Blood Alcohol Content – BAC Limits in The United States
The level of intoxication someone experiences is based on their blood alcohol content (BAC). Your BAC not only has an effect on your sobriety, but also influences the possible penalties you may face in regards to drunk driving.
To put this in perspective, let’s discuss a case where the police in North Providence Rhode Island arrested a man with a blood alcohol level that was more than six times the legal limit.
The DUI Case of Stanley Kobierowski
A man by the name of Stanley Kobierowski was arrested for drunk driving in July of 2008. The 34-year-old Kobierowski was arrested after driving into a highway message board on Interstate 95. Authorities said he had the highest blood alcohol level ever recorded for anyone in Rhode Island who wasn’t dead.
According to the police, Kobierowski registered a .489, then a .491, breathalyzer tests.

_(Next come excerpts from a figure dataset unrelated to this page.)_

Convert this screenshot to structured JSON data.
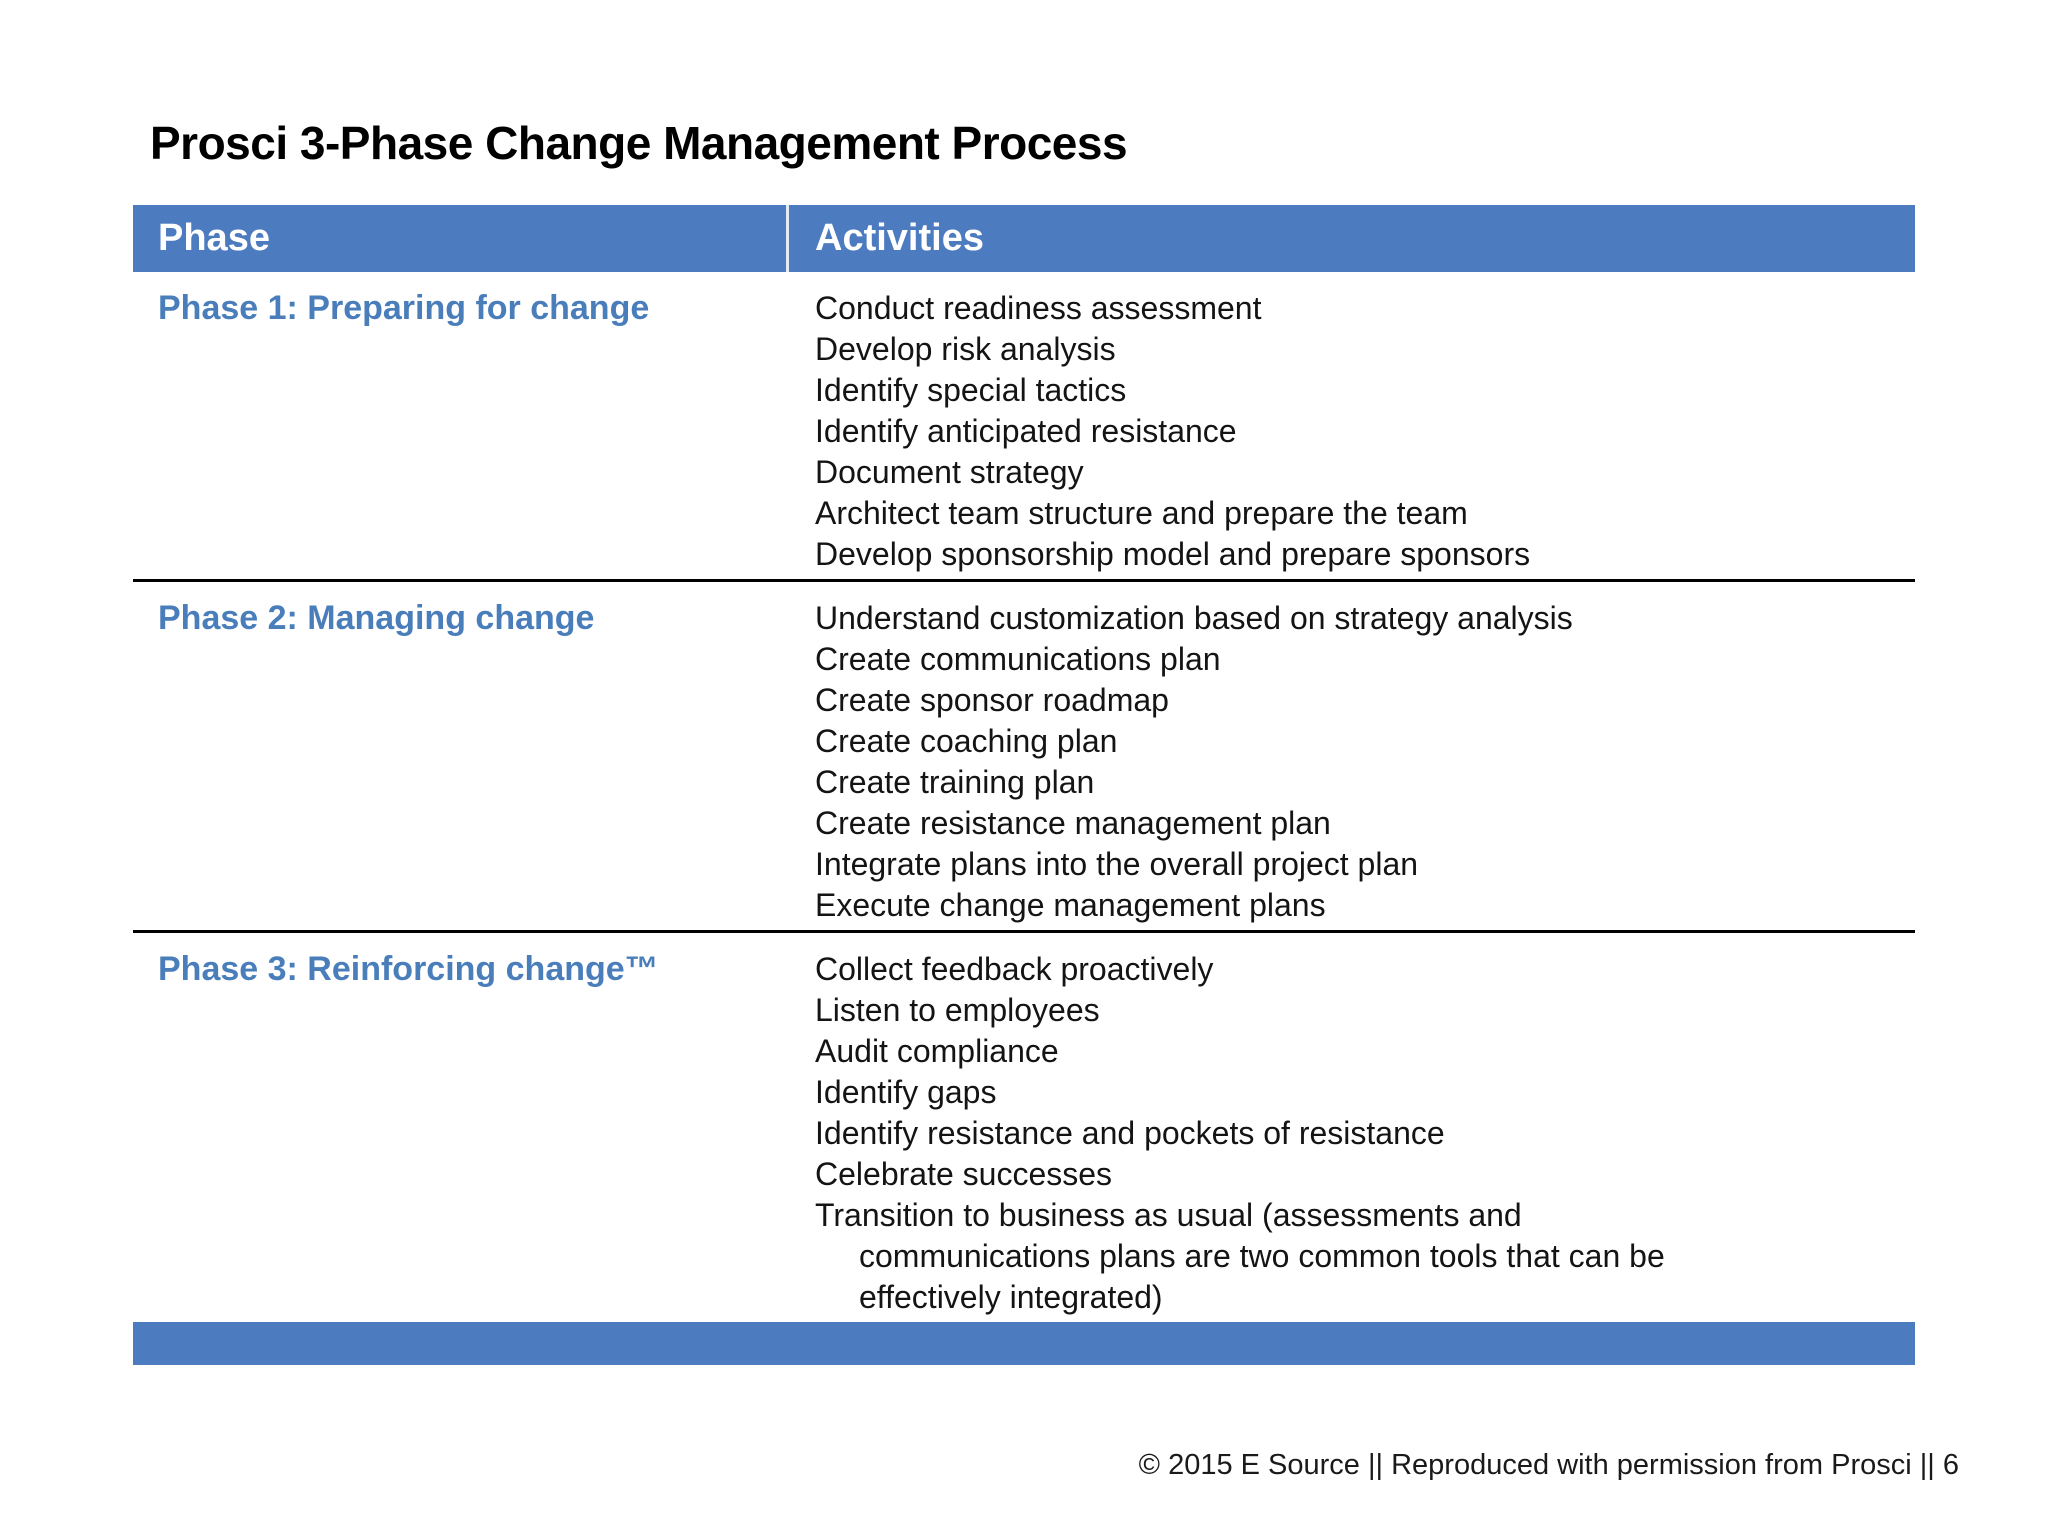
{
  "page_title": "Prosci 3-Phase Change Management Process",
  "colors": {
    "bar_blue": "#4C7BC0",
    "phase_blue": "#4A7EBB",
    "divider_black": "#000000"
  },
  "table": {
    "columns": {
      "phase": "Phase",
      "activities": "Activities"
    },
    "rows": [
      {
        "phase": "Phase 1: Preparing for change",
        "activities": [
          {
            "text": "Conduct readiness assessment",
            "indent": false
          },
          {
            "text": "Develop risk analysis",
            "indent": false
          },
          {
            "text": "Identify special tactics",
            "indent": false
          },
          {
            "text": "Identify anticipated resistance",
            "indent": false
          },
          {
            "text": "Document strategy",
            "indent": false
          },
          {
            "text": "Architect team structure and prepare the team",
            "indent": false
          },
          {
            "text": "Develop sponsorship model and prepare sponsors",
            "indent": false
          }
        ]
      },
      {
        "phase": "Phase 2: Managing change",
        "activities": [
          {
            "text": "Understand customization based on strategy analysis",
            "indent": false
          },
          {
            "text": "Create communications plan",
            "indent": false
          },
          {
            "text": "Create sponsor roadmap",
            "indent": false
          },
          {
            "text": "Create coaching plan",
            "indent": false
          },
          {
            "text": "Create training plan",
            "indent": false
          },
          {
            "text": "Create resistance management plan",
            "indent": false
          },
          {
            "text": "Integrate plans into the overall project plan",
            "indent": false
          },
          {
            "text": "Execute change management plans",
            "indent": false
          }
        ]
      },
      {
        "phase": "Phase 3: Reinforcing change™",
        "activities": [
          {
            "text": "Collect feedback proactively",
            "indent": false
          },
          {
            "text": "Listen to employees",
            "indent": false
          },
          {
            "text": "Audit compliance",
            "indent": false
          },
          {
            "text": "Identify gaps",
            "indent": false
          },
          {
            "text": "Identify resistance and pockets of resistance",
            "indent": false
          },
          {
            "text": "Celebrate successes",
            "indent": false
          },
          {
            "text": "Transition to business as usual (assessments and",
            "indent": false
          },
          {
            "text": "communications plans are two common tools that can be",
            "indent": true
          },
          {
            "text": "effectively integrated)",
            "indent": true
          }
        ]
      }
    ]
  },
  "footer": {
    "text": "© 2015 E Source || Reproduced with permission from Prosci || 6"
  }
}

Like most other states, the legal limit in Rhode Island is .08%. When the police arrived and attempted to administer a breathalyzer test, Kobierowski had trouble getting out of the car, then grabbed it and refused to move, forcing troopers to carry him to the breakdown lane before taking him back to their precinct.

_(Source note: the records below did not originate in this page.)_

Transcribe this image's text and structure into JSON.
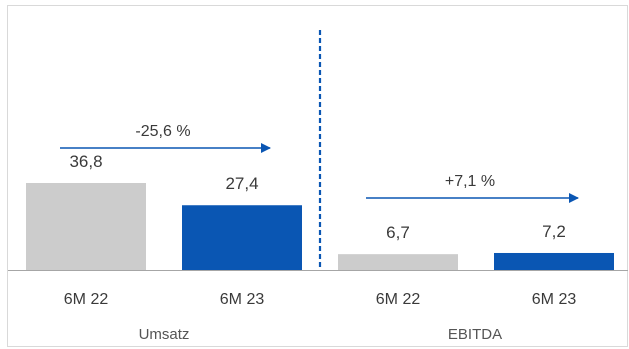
{
  "chart_data": {
    "type": "bar",
    "groups": [
      {
        "name": "Umsatz",
        "categories": [
          "6M 22",
          "6M 23"
        ],
        "values": [
          36.8,
          27.4
        ],
        "value_labels": [
          "36,8",
          "27,4"
        ],
        "change_label": "-25,6 %",
        "ylim": [
          0,
          110
        ]
      },
      {
        "name": "EBITDA",
        "categories": [
          "6M 22",
          "6M 23"
        ],
        "values": [
          6.7,
          7.2
        ],
        "value_labels": [
          "6,7",
          "7,2"
        ],
        "change_label": "+7,1 %",
        "ylim": [
          0,
          110
        ]
      }
    ],
    "colors": {
      "prior_period": "#cccccc",
      "current_period": "#0a56b3",
      "arrow": "#0a56b3",
      "divider": "#0a56b3",
      "frame": "#d9d9d9",
      "axis": "#a6a6a6"
    },
    "grid": false,
    "legend": "none"
  }
}
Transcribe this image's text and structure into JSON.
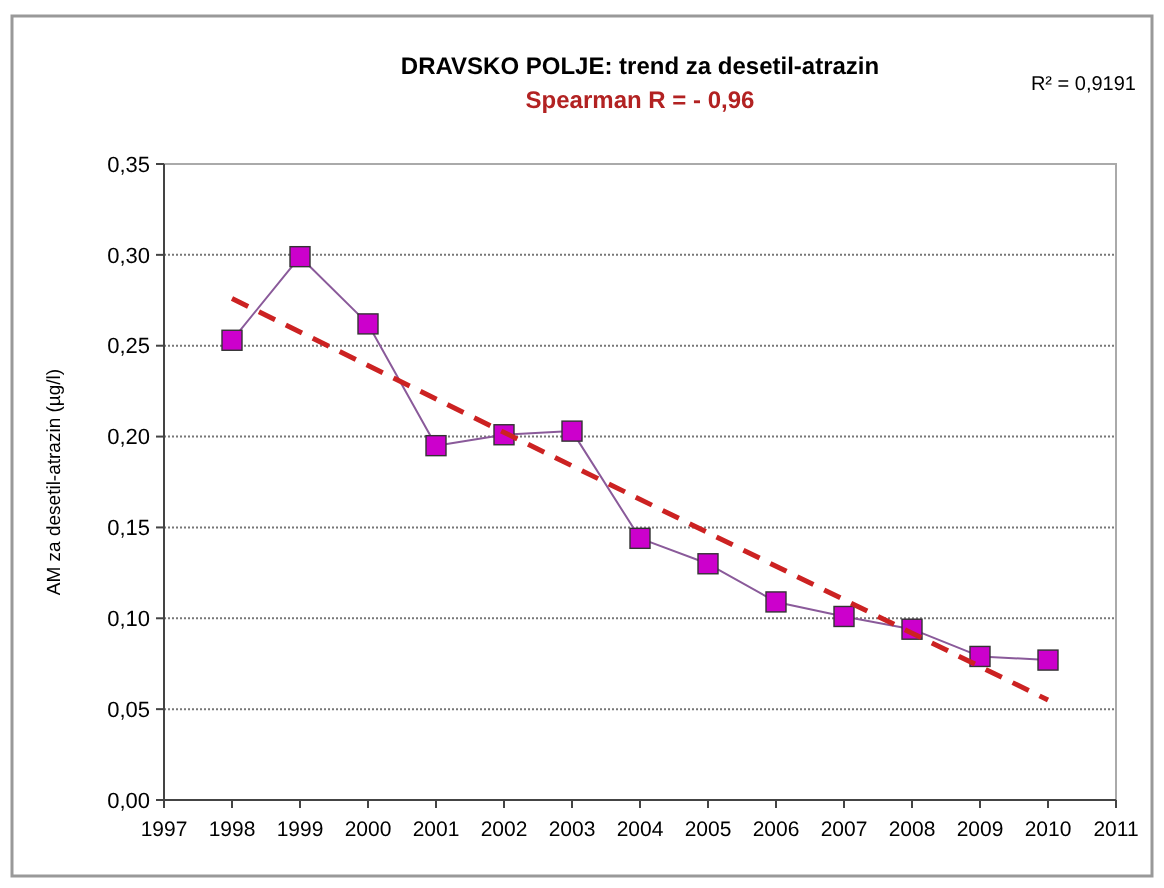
{
  "chart_data": {
    "type": "line",
    "title": "DRAVSKO POLJE: trend za desetil-atrazin",
    "subtitle": "Spearman R = - 0,96",
    "ylabel": "AM za desetil-atrazin (µg/l)",
    "annotations": [
      "R² = 0,9191"
    ],
    "x": [
      1998,
      1999,
      2000,
      2001,
      2002,
      2003,
      2004,
      2005,
      2006,
      2007,
      2008,
      2009,
      2010
    ],
    "series": [
      {
        "color": "#cc00cc",
        "marker": "square",
        "values": [
          0.253,
          0.299,
          0.262,
          0.195,
          0.201,
          0.203,
          0.144,
          0.13,
          0.109,
          0.101,
          0.094,
          0.079,
          0.077
        ]
      },
      {
        "type": "line",
        "color": "#cc2222",
        "marker": "none",
        "line_style": "dashed",
        "x": [
          1998,
          2010
        ],
        "values": [
          0.276,
          0.055
        ]
      }
    ],
    "xlim": [
      1997,
      2011
    ],
    "xticks": [
      1997,
      1998,
      1999,
      2000,
      2001,
      2002,
      2003,
      2004,
      2005,
      2006,
      2007,
      2008,
      2009,
      2010,
      2011
    ],
    "ylim": [
      0,
      0.35
    ],
    "yticks": [
      {
        "value": 0,
        "label": "0,00"
      },
      {
        "value": 0.05,
        "label": "0,05"
      },
      {
        "value": 0.1,
        "label": "0,10"
      },
      {
        "value": 0.15,
        "label": "0,15"
      },
      {
        "value": 0.2,
        "label": "0,20"
      },
      {
        "value": 0.25,
        "label": "0,25"
      },
      {
        "value": 0.3,
        "label": "0,30"
      },
      {
        "value": 0.35,
        "label": "0,35"
      }
    ],
    "grid": "y"
  }
}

According to public records, Kobierowski was so intoxicated that he had to be taken to a hospital, put in the detoxification unit and sedated. He was then arraigned on charges of driving while intoxicated and resisting arrest.
Kobierowski pleaded no contest to drunk driving charges and as part of a plea deal, the defendant was sentenced Friday to one year probation, a $500 fine, 40 hours of community service and a one-year loss of his driver’s license.
Laws Surrounding High BAC
Under certain state drunk driving laws such as those in Michigan, the extraordinary case of Mr. Kobierowski’s high BAC drunk driving incident would be classified as a “Super Drunk” offense. Generally speaking, these laws apply to incidents involving BAC levels of 0.17% or higher. This varies from state to state however the principle behind it is the same – to enforce stricter punishments against those who choose to operate a vehicle while excessively intoxicated and to act as a deterrent to others who may consider such a risk.
Generally speaking, these super drunk laws exist in states that already take drunk driving offenses very seriously. Of these, the strictest states include Arizona, Alaska, Michigan, West Virginia, Kansas, Nebraska, Utah and Virginia. All of these states have harsher penalties for those with BAC levels significantly above the nationwide 0.08% level. In general, these states impose a second level of penalties for these offenses, usually with similar types of punishments, just considerably higher.